THE Jamaican Senate recently passed the Dangerous Drugs (Amendment) Bill, with five amendments. It is now expected to be taken to the House of Representatives in March 2015 for it to be deliberated on....01 Mar 2015
THE Jamaican Senate recently passed the Dangerous Drugs (Amendment) Bill, with five amendments. It is now expected to be taken to the House of Representatives in March 2015 for it to be deliberated on. However, whilst the Bill seeks to decriminalise the possession of two ounces or less of ganja, it is unclear what concurrent provisions or safeguards have been made to keep ganja away from children and adolescents.
At most, the Bill would seem to require that if a minor is found with a small quantity of ganja, the police officer should refer that adolescent to the National Council on Drug Abuse.
Drawing a line in the sand, the American Academy of Pediatrics (AAP) recently reaffirmed its opposition to any possible legalisation of marijuana, because of its harmful effects on adolescents and children. Its policy statement was published on January 26, 2015 in the journal, Pediatrics. The academy instead, supported the studying of how the effects of changes in the law have influenced the use of marijuana by adolescents in those states that have legalised it. This would lead to a better understanding of its impact, and help in defining the best policies to aid the reduction of marijuana use by adolescents.

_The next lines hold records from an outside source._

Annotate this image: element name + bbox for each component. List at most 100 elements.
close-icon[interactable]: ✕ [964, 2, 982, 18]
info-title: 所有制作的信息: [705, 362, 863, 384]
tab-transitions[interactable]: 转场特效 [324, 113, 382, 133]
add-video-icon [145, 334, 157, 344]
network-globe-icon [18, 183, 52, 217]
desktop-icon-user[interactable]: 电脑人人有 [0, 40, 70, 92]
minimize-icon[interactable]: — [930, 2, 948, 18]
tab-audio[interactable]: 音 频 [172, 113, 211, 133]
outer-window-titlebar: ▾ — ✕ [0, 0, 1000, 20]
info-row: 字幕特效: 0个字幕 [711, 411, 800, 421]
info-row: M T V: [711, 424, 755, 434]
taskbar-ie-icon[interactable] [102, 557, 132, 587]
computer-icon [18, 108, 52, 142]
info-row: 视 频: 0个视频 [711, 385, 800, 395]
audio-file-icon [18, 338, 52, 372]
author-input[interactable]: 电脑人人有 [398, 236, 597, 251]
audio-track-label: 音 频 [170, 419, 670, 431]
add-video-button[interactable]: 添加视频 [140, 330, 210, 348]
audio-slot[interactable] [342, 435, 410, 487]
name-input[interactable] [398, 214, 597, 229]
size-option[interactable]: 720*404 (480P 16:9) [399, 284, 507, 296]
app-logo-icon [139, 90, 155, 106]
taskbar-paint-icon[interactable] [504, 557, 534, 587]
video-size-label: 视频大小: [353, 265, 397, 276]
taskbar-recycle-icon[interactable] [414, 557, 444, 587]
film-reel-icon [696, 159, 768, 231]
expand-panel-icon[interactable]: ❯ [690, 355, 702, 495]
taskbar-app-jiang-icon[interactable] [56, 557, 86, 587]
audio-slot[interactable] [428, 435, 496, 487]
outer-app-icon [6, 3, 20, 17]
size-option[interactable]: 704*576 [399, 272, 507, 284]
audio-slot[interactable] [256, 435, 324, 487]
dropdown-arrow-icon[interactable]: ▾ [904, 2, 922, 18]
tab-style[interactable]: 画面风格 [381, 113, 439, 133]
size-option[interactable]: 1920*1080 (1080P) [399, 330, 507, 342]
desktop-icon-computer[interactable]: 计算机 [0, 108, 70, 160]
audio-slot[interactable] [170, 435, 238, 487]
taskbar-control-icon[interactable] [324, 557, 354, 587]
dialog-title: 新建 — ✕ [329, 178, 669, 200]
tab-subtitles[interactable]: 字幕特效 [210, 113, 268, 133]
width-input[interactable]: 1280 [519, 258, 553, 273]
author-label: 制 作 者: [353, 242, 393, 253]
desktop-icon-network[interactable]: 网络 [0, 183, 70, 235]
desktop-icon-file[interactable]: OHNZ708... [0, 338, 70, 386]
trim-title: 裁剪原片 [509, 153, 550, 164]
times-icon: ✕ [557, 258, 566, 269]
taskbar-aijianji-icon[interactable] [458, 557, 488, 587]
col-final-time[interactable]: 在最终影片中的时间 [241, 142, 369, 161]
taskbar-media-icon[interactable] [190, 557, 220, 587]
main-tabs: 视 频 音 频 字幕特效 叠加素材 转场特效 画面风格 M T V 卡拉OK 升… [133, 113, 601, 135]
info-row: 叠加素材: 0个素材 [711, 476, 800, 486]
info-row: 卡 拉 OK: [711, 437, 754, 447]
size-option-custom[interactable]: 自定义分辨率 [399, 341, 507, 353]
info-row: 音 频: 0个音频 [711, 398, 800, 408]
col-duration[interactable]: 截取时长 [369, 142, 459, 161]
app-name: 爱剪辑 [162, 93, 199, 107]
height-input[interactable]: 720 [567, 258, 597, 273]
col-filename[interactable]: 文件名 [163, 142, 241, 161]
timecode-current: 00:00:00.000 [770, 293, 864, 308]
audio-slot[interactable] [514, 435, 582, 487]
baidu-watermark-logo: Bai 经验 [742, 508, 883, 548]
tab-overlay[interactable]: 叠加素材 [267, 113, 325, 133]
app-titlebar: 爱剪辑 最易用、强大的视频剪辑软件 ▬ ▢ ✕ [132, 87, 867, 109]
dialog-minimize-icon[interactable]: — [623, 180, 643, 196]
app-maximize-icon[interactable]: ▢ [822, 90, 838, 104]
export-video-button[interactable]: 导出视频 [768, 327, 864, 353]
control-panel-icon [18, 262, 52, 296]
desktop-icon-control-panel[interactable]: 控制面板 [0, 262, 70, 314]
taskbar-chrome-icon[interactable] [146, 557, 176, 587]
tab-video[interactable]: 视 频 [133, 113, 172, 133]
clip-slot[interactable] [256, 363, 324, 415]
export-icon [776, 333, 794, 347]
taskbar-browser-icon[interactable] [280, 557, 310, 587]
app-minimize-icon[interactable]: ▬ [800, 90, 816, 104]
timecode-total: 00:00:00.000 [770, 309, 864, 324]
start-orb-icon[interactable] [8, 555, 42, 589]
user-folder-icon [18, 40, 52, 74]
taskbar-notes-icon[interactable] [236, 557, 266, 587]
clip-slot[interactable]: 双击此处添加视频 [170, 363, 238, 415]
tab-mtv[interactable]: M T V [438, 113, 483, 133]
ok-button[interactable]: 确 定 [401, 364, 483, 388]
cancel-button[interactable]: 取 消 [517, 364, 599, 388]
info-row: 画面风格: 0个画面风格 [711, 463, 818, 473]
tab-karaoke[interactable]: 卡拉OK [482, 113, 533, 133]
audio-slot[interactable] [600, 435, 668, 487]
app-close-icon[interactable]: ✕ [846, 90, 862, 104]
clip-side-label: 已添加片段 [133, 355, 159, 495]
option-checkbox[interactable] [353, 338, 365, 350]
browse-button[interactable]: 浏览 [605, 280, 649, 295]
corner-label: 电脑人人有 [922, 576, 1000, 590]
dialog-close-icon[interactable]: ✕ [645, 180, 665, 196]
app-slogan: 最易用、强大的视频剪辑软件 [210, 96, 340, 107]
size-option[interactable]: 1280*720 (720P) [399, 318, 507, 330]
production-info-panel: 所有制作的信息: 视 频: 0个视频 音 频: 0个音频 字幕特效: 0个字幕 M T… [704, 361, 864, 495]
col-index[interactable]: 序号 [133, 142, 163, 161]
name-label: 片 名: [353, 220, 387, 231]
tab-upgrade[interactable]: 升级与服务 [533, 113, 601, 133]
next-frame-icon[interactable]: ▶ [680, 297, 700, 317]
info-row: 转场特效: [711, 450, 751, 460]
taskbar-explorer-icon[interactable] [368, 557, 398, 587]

The statement by the AAP, and the accompanying technical report, stated that children and adolescents may be harmed when adults have easier access to marijuana for medical and recreational purposes.
Research has confirmed that marijuana can be very harmful to adolescent health and development, and so making it more available to adults, even if restrictions are in place, will increase the access for teenagers. In fact, campaigns to decriminalise or legalise marijuana can have the effect of persuading teenagers that marijuana is not dangerous, which can, consequently, have a devastating impact on their lifelong health and development.
The AAP reminded that marijuana can affect memory and concentration, and interfere with learning in children and adolescents - making it harder for them to finish high school or pursue a university degree. Alterations in muscle motor control, coordination, judgement, reaction time, and tracking ability have all been researched and documented, and these may contribute to unintentional deaths and injuries among adolescents, and even adults if they drive motor vehicles while being intoxicated by marijuana.
Currently, commercial sale of marijuana has been legalised in the US states of Colorado, Washington, Oregon, Alaska, and the District of Columbia; and decriminalised in 18 states. The dispensing of marijuana for medical purposes is legal in 23 states, and the dispensing of cannabinoids for medical reasons is permitted in 11 states, according to the National Organization for the Reform of Marijuana Laws in the USA. However, the possession of specified quantities of marijuana is still considered to be a criminal offence under federal law.
The statement by the American Academy of Pediatrics also noted its opposition to the use of medical marijuana "outside the regulatory process of the US Food and Drug Administration", while acknowledging that "marijuana may currently be an option for cannabinoid administration in children with life-limiting or severely debilitating conditions, and for whom current therapies are inadequate". Additionally, the AAP called for the decriminalisation of marijuana use, but called on paediatricians in states where marijuana sale is legal, to lobby for its closer regulation.
In those states, the AAP believes that revenue from this regulation should be used to support research on the health risks and benefits of marijuana. Those regulations should include strict penalties for those who sell marijuana or marijuana products to those younger than 21 years; education and diversion programmes for people younger than 21 years who possess marijuana; point-of-sale restrictions; and other marketing restrictions.
In addition to opposing the legalisation of marijuana, the AAP also opposes the smoking of marijuana because of the documented health effects, and urges adults not to use the drug in the presence of children.
This warning by the AAP also has implications for children in Jamaica whose parents smoke ganja in their presence, whether for recreation or for religious purposes. Our children are likely to suffer the same harmful consequences identified by the American Academy of Pediatrics, including a more injurious impact on brain structure and function than would occur if they were adults.
So, in light of the current Bill in our Parliament to decriminalise the use of ganja, as well as the findings in North America that such moves have made it easier for adolescents to access marijuana for use despite restrictions, where does this leave us regarding the future welfare of our children and adolescents?